Wash, chop, sift and stir. Think only of washing, chopping, sifting and stirring. Breathe and be mindful of each slice of the knife, of each swirl of the spoon, of the magical process of cooking.
There are certain books that are such a part of one’s life, that it’s hard to believe that not everyone knows about them. In fact, when I sat down to write this blog post, I found it unbelievable that I have never mentioned this book to you before. 3 Bowls: Vegetarian Recipes from an American Zen Buddhist Monastery was published in 2000 and written by Seppo Ed Farrey. I bought it soon after, and have been cooking with it ever since.

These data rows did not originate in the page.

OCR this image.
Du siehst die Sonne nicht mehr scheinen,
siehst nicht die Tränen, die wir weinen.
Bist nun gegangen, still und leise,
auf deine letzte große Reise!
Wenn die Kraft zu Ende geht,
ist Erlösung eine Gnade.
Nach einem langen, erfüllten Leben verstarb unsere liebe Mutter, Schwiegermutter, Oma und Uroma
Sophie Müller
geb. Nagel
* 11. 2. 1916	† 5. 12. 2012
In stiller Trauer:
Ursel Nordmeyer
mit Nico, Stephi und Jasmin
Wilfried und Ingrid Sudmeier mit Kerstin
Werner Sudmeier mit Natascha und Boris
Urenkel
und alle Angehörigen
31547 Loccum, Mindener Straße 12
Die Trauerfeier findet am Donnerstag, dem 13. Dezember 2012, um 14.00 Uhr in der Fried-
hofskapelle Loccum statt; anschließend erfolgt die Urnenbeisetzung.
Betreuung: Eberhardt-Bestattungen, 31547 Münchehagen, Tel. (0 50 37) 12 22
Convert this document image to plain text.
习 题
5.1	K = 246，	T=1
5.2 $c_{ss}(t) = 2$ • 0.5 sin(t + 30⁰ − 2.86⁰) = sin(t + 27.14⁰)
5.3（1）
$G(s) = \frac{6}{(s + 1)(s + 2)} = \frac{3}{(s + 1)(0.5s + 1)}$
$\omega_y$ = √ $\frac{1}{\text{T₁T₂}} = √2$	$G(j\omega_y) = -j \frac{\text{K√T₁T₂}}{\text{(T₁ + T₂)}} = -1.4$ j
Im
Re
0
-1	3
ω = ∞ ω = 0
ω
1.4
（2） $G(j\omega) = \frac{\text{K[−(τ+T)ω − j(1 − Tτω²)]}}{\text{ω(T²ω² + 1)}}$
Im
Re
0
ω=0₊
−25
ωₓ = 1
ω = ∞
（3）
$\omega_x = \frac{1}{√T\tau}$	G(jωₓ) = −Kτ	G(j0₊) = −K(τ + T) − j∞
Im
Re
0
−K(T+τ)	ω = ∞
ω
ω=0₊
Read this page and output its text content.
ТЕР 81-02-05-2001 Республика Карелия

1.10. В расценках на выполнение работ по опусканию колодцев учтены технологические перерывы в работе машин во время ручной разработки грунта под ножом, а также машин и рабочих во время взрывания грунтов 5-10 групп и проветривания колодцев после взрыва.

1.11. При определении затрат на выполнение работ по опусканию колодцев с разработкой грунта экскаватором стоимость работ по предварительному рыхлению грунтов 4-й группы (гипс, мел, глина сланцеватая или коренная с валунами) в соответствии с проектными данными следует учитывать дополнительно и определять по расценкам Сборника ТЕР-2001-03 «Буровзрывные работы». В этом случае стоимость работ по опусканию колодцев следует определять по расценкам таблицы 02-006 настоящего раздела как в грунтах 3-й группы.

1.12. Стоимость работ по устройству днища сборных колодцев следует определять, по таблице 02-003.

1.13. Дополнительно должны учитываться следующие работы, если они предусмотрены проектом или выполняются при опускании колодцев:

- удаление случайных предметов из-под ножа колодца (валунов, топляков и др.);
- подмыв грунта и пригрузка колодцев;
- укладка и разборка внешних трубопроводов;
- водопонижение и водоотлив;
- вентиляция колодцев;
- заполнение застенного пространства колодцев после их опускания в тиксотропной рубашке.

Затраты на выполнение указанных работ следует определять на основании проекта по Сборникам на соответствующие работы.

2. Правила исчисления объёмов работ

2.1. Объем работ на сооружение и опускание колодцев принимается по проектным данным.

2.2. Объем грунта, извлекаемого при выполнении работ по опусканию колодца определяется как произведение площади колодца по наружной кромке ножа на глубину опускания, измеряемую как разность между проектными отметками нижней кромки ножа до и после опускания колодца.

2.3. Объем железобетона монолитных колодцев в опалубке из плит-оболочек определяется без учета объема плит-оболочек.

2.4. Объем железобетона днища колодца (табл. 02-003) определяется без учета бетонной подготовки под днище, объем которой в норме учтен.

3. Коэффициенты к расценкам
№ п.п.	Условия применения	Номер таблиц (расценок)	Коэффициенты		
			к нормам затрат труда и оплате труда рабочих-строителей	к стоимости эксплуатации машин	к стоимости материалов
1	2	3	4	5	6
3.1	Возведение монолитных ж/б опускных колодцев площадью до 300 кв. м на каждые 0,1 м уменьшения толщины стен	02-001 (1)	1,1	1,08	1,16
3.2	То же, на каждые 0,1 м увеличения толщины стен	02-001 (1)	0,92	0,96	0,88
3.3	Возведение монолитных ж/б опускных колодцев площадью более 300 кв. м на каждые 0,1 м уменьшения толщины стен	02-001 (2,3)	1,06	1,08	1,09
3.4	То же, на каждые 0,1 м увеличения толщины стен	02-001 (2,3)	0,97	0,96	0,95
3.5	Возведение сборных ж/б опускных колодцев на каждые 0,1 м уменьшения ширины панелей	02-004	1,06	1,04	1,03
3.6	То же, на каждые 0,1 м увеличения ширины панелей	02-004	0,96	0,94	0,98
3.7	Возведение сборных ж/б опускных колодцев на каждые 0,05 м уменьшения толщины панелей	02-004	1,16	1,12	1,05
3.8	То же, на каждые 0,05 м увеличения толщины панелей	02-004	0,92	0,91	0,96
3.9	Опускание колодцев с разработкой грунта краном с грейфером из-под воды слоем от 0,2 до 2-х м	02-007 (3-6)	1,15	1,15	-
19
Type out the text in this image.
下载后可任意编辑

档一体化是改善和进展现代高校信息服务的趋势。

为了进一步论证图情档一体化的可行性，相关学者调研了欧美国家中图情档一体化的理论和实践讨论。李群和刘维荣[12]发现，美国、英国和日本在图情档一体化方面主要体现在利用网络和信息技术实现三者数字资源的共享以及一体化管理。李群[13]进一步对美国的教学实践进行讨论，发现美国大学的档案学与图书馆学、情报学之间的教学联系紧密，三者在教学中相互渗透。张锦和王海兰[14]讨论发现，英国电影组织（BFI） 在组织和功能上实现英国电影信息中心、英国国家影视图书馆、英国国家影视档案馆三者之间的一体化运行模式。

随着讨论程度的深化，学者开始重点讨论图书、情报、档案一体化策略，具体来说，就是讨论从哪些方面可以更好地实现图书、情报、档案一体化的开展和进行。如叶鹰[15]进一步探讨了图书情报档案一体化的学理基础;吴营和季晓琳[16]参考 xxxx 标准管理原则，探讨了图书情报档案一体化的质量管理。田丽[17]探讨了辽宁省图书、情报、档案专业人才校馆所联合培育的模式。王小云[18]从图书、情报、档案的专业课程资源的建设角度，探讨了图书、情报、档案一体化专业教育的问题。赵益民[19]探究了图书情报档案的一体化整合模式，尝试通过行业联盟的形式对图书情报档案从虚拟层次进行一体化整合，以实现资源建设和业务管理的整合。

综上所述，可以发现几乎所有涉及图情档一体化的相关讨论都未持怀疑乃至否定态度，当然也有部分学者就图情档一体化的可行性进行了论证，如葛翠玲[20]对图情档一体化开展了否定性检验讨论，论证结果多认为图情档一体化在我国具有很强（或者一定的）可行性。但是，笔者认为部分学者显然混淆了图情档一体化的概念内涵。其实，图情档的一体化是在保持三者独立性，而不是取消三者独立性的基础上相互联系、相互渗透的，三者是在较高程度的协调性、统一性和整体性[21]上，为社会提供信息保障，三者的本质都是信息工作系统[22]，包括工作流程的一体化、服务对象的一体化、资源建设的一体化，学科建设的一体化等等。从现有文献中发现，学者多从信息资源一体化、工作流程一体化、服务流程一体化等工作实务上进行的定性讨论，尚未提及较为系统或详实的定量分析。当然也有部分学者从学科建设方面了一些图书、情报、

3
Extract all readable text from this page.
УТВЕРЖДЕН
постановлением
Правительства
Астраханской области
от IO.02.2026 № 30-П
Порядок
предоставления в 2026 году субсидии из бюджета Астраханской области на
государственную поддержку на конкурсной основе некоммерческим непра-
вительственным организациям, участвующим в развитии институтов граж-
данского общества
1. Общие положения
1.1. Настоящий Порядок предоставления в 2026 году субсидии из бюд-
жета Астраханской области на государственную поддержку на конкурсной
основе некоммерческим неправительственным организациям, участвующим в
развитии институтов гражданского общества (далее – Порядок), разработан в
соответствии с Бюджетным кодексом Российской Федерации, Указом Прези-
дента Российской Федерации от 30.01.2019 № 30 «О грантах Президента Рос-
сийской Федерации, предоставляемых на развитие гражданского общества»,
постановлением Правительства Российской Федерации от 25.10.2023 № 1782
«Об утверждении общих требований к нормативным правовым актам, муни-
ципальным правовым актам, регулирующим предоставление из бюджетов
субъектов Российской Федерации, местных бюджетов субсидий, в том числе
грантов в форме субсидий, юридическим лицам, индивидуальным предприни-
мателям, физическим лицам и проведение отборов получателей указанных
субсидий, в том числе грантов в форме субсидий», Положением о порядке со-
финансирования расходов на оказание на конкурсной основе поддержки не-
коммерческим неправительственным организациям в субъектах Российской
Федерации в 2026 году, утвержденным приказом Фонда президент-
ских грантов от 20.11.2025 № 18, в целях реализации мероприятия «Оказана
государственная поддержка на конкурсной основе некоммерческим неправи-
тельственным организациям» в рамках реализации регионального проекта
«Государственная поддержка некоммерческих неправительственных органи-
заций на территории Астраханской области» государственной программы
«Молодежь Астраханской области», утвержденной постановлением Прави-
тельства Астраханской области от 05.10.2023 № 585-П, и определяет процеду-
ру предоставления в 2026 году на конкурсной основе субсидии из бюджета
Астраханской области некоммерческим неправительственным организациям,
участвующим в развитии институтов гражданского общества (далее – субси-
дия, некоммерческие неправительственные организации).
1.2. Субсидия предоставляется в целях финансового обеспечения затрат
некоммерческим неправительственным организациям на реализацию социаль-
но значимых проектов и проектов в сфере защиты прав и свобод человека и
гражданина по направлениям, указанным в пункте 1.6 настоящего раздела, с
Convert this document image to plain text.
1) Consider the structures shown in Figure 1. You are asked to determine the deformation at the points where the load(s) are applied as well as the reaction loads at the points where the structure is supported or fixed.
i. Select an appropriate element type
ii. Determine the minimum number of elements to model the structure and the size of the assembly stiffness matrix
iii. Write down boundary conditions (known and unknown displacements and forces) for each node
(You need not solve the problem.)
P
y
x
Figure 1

Farrey is an ordained Rinzai Zen Buddhist monk and was the head chef for Dai Bosatsu Zendo in the Catskills of New York when he wrote the book. With co-author Myochi Nancy O’Hara, Farrey mixed recipes along with messages of mindful cooking, and information about Zen monasteries and their practices around food.
At first glance, 3 Bowls comes across as a slightly hippie, stuck-in-the-seventies, type of vegetarian cookbook. There are recipes such as a Quinoa-Mushroom Nut Loaf which is to be served with Nondairy Mashed Potatoes. But delve a bit deeper into the book and you find the basis for Japanese rustic cooking that has taken me a long way in the kitchen.
One of my favorite recipes from the book is a dressing that is so easy, it’s almost embarrassing when people make a fuss over it. My friend Tara once mentioned on her blog that the dressing is “the kind that makes you want to lick the bowl.” I had to laugh as I left the recipe in the comments: it involves one part water, one part soy sauce, one part sesame oil, and one part rice vinegar. Then I put it in a jar and shake it up. She’s right — it’s an addictive flavor that I use on a constant basis.
I also love the Tofu Sashimi Platter recipe, and the Soba with Shiitake Dashi. Both are regular recipes that I find to be satisfying in taste and very healthy as well. I should mention that I am definitely not a vegetarian, but I find that many of the recipes in this book satisfy vegetarians and omnivores alike. If you’d like to try some recipes before buying, Google books has an extensive preview of 3 Bowls and you can peruse through approximately 100 pages of the book.